Deutsche Bank writedowns rise

By Aaron Kirchfeld  |   2008-8-1  |     NEWSPAPER EDITION


DEUTSCHE Bank AG yesterday returned a bigger-than-estimated 2.3 billion euros (US$3.6 billion) of debt writedowns in the second quarter, and Chief Executive Officer Josef Ackermann said he "remains cautious" on the rest of the year.

Net income at Germany's largest bank slumped 64 percent to 649 million euros, or 1.27 euros a share, from 1.78 billion euros, or 3.60 euros, a year ago, the company said yesterday. Deutsche Bank rose as much as 1.6 percent in Frankfurt trading yesterday as profit fell less than analysts estimated.

Deutsche Bank's securities unit, Europe's biggest, posted a pretax loss of 311 million euros on markdowns of mortgage securities, loans and debt backed by bond insurers. Writedowns at Deutsche Bank, which skirted the worst of the subprime contagion, have been a fraction of those at UBS AG and Merrill Lynch & Co.

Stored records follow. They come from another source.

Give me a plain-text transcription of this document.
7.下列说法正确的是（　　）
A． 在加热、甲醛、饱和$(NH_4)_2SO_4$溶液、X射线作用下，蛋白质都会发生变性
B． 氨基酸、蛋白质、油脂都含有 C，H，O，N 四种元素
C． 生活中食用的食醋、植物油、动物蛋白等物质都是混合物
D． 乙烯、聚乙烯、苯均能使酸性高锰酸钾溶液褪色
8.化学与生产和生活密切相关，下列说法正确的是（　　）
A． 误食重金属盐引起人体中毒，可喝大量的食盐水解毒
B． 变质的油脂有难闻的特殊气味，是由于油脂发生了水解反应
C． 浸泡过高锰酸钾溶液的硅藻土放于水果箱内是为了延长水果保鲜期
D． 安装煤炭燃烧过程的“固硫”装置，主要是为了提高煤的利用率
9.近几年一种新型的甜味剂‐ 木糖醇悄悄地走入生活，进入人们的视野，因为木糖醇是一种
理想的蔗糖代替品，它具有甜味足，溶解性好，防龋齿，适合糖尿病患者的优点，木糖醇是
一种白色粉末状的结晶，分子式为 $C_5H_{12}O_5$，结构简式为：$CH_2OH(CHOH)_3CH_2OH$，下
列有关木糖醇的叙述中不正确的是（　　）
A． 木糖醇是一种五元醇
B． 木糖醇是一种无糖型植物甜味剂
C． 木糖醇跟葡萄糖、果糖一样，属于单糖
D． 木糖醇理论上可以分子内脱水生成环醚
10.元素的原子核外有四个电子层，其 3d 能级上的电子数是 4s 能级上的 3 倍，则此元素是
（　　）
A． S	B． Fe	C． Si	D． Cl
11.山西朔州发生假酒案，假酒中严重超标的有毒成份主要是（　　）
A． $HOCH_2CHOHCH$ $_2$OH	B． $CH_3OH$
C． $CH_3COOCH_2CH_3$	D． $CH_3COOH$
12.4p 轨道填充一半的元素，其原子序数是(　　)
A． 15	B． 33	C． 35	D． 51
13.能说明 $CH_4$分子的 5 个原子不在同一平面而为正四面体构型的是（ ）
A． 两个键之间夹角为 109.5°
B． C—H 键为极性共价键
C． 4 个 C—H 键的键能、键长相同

"Compared to the United States banks and UBS, there's a world of difference," said Juergen Meyer, a fund manager at SEB Asset Management. "In the current market, it isn't a given that a bank remains profitable."

Deutsche Bank rose 60 cents, or 1 percent, to 59.43 euros by 1:21pm yesterday in Frankfurt trading, leaving declines this year at 34 percent and valuing the company at 31.5 billion euros. The 71-company Bloomberg Europe Banks and Financial Services Index has fallen 31 percent in 2008.

The company reduced the value of residential mortgage-backed securities, mostly so-called Alt-A mortgages, by 1 billion euros. It reported markdowns of 530 million euros on assets secured by bond insurers and 309 million euros on commercial real estate loans. Loans for leveraged buyouts were written down by 200 million euros, and other investments by 203 million euros. Deutsche Bank's second-quarter markdowns bring its total to about 7.3 billion euros.

The collapse of the US subprime mortgage market has led to US$476 billion of credit losses and writedowns at financial institutions globally, data compiled by Bloomberg News show.

Merrill Lynch said it will sell US$8.55 billion of stock and liquidate US$30.6 billion of bonds at a fifth of their face value to shore up credit ratings imperiled by US$52 billion in mortgage losses. Zurich-based UBS has recorded about US$38 billion of markdowns.